Expert highlights cracks in cosmetic campaigns for ageing consumers

By Michelle Yeomans contact

- Last updated on GMT

Expert highlights cracks in cosmetic campaigns for ageing consumers
Mark Beasley, managing director of rhc advantage, a mature marketing agency that looks at how brands market to the ageing consumer, has highlighted some crucial areas cosmetic campaigns may be missing out on. caught up with the MD before his presentation at in-cosmetics in Paris this week where he told this publication that based on his most recent research, some mature consumers feel cosmetic brands are missing out on some key points when it comes to products targeted at their demographic.

In most European countries, death and dying are taboo subjects. This means that age and ageing are culturally unattractive and that we live in an ageist society. Women are faced by specific social pressures to maintain a youthful appearance and to look younger than their chronological age."

This in turn, Beasley says, raises a whole set of complex questions, most of which have to be addressed (whether explicitly or implicitly) when it comes to marketing for older people.

Thus the presentation focused on key questions including; is ageing something to be disguised or celebrated, do we all want to appear younger than we are? And are older people to be ignored, patronised or stereotyped?

What brands may be missing

Based on his research, Beasley says that consumers noted two important differences as we age. Firstly, in the way in which we process marketing information changes and secondly, the fact that the inevitability about age is the physical ageing process.

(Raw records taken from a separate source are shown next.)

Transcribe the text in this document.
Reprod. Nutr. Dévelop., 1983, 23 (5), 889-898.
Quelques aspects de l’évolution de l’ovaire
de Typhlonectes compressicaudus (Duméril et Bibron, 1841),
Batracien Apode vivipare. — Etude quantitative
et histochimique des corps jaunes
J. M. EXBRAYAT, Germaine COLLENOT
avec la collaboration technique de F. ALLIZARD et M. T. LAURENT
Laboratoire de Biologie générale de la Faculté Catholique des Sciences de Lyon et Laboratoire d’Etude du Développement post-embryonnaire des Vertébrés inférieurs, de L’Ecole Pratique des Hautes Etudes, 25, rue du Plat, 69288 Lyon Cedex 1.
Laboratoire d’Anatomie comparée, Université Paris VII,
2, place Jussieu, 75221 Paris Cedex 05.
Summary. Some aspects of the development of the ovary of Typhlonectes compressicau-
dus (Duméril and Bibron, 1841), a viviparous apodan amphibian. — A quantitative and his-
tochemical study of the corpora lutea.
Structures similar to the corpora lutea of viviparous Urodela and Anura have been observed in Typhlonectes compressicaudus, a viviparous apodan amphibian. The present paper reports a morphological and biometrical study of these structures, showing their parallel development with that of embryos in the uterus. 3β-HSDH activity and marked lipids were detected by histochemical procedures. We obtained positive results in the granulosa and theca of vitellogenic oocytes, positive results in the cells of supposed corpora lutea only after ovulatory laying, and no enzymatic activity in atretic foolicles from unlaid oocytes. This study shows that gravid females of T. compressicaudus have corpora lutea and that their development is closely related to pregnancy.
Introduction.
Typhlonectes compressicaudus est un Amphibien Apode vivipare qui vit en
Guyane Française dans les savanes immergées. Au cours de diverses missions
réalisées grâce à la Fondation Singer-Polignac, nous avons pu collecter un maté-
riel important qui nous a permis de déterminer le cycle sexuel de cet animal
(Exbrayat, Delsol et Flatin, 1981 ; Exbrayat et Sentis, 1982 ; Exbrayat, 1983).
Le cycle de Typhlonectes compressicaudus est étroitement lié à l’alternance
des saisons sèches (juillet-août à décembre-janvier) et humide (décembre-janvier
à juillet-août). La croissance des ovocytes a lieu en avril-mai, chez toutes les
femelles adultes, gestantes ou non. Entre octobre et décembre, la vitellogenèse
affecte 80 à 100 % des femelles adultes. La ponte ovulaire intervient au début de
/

"So in this instance, we tend to be less engaged by image and emotion, and more influenced by facts, logic and information. This has implications for product claims and advertising," ​he explains.

Although the MD says this is well understood by the cosmetics industry in terms of product design and formulation, the research found that older consumers felt product packaging wasn't meeting the same target. 

"As eyesight declines, reading packaging becomes problematic – but is more important, as allergies and medical conditions are more likely. And as for those people finding it difficult to distinguish between shampoo and conditioner once they have removed their glasses for a shower or bath."

Status or image were also highlighted as no longer being imperative to this age group, the same for emotion as mature consumers become more confident in themselves.

Brands that are getting it right

Beasley says despite the research, there are brands that are following through all the way with their marketing campaigns when targeting mature consumers.

"Olay and Dove are hitting the nail on the head as they are age neutral and have the right balance of ages," ​he concludes.